Many codes on the web are written using `tidyverse`.
So, if you want to learn R on the web, there is no less to know `tidyverse`.
I strongly recommend to read and demonstrate "R for Data Science ([R4DS](https://r4ds.had.co.nz/))" for studying `tidyverse` or data handling skills in R.
But this book has so many contents so that focus on some of them at this lecture.
First of all, to load the `tidyverse` and make it available in your current R session.
```
install.packages("tidyverse") #if you have not installed tidyverse
library(tidyverse)
```
#### Core tidyverse
NOTE: The following list is just only my thoughts.
- tidyr (create tidy data)
- dplyr (data transformation)
- purrr (apply function)
- ggplot2 (data visualization)
- stringr (string manipulation)
- readr (data import)
Today, I will explain only about `tidyr` and `dplyr`.
If you want to learn about other packages in `tidyverse`, please refer to [RStudio Cheat Sheets](https://rstudio.com/resources/cheatsheets/) or [R for Data Science](https://r4ds.had.co.nz/) or [Heavy Watal (jp lang)](https://heavywatal.github.io/rstats/intro.html).
## tidyr
Almost packages in `tidyverse` operate based on "tidy data".
Not only that, we can understand its meanings simply using "tidy data."
But in the real world, we often encounter "non-tidy data".

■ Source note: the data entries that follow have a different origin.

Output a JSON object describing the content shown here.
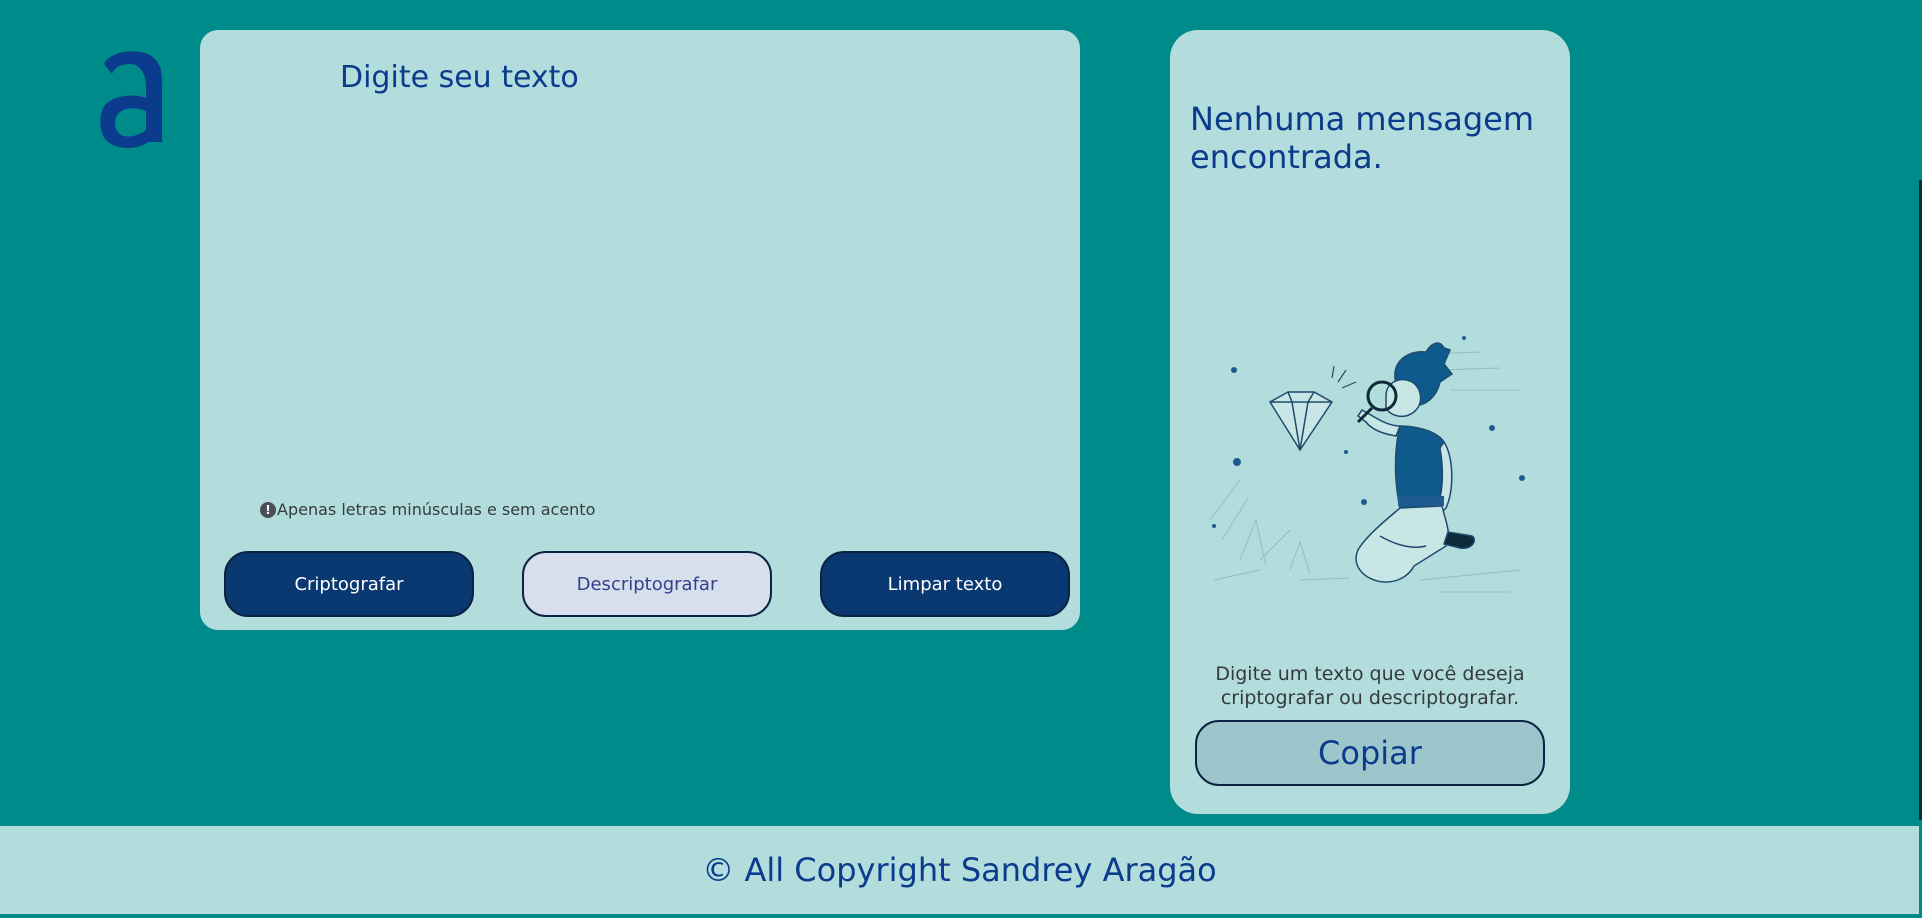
{
  "logo": {
    "letter": "a",
    "icon": "alura-logo-icon"
  },
  "input_panel": {
    "placeholder": "Digite seu texto",
    "hint_icon": "exclamation-circle-icon",
    "hint_text": "Apenas letras minúsculas e sem acento",
    "buttons": {
      "encrypt": "Criptografar",
      "decrypt": "Descriptografar",
      "clear": "Limpar texto"
    }
  },
  "output_panel": {
    "title": "Nenhuma mensagem encontrada.",
    "illustration": "person-with-magnifying-glass-examining-diamond",
    "instruction": "Digite um texto que você deseja criptografar ou descriptografar.",
    "copy_button": "Copiar"
  },
  "footer": {
    "text": "© All Copyright Sandrey Aragão"
  },
  "colors": {
    "page_background": "#008b8b",
    "panel_background": "#b3dddd",
    "primary_button": "#0a3971",
    "secondary_button": "#d8dfec",
    "copy_button": "#9cc6cc",
    "text_blue": "#0a3b8c"
  }
}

The `tidyr` package allows us to create "tidy data" easily.
#### What is "tidy data"?
"tidy": arranged neatly and in order.
Hadley Wickham defined "tidy data" as follows.
> In tidy data:
> 1. Each variable forms a column.
> 2. Each observation forms a row.
> 3. Each type of observational unit forms a table.
Referrence: [Tidy Data](https://www.jstatsoft.org/article/view/v059i10)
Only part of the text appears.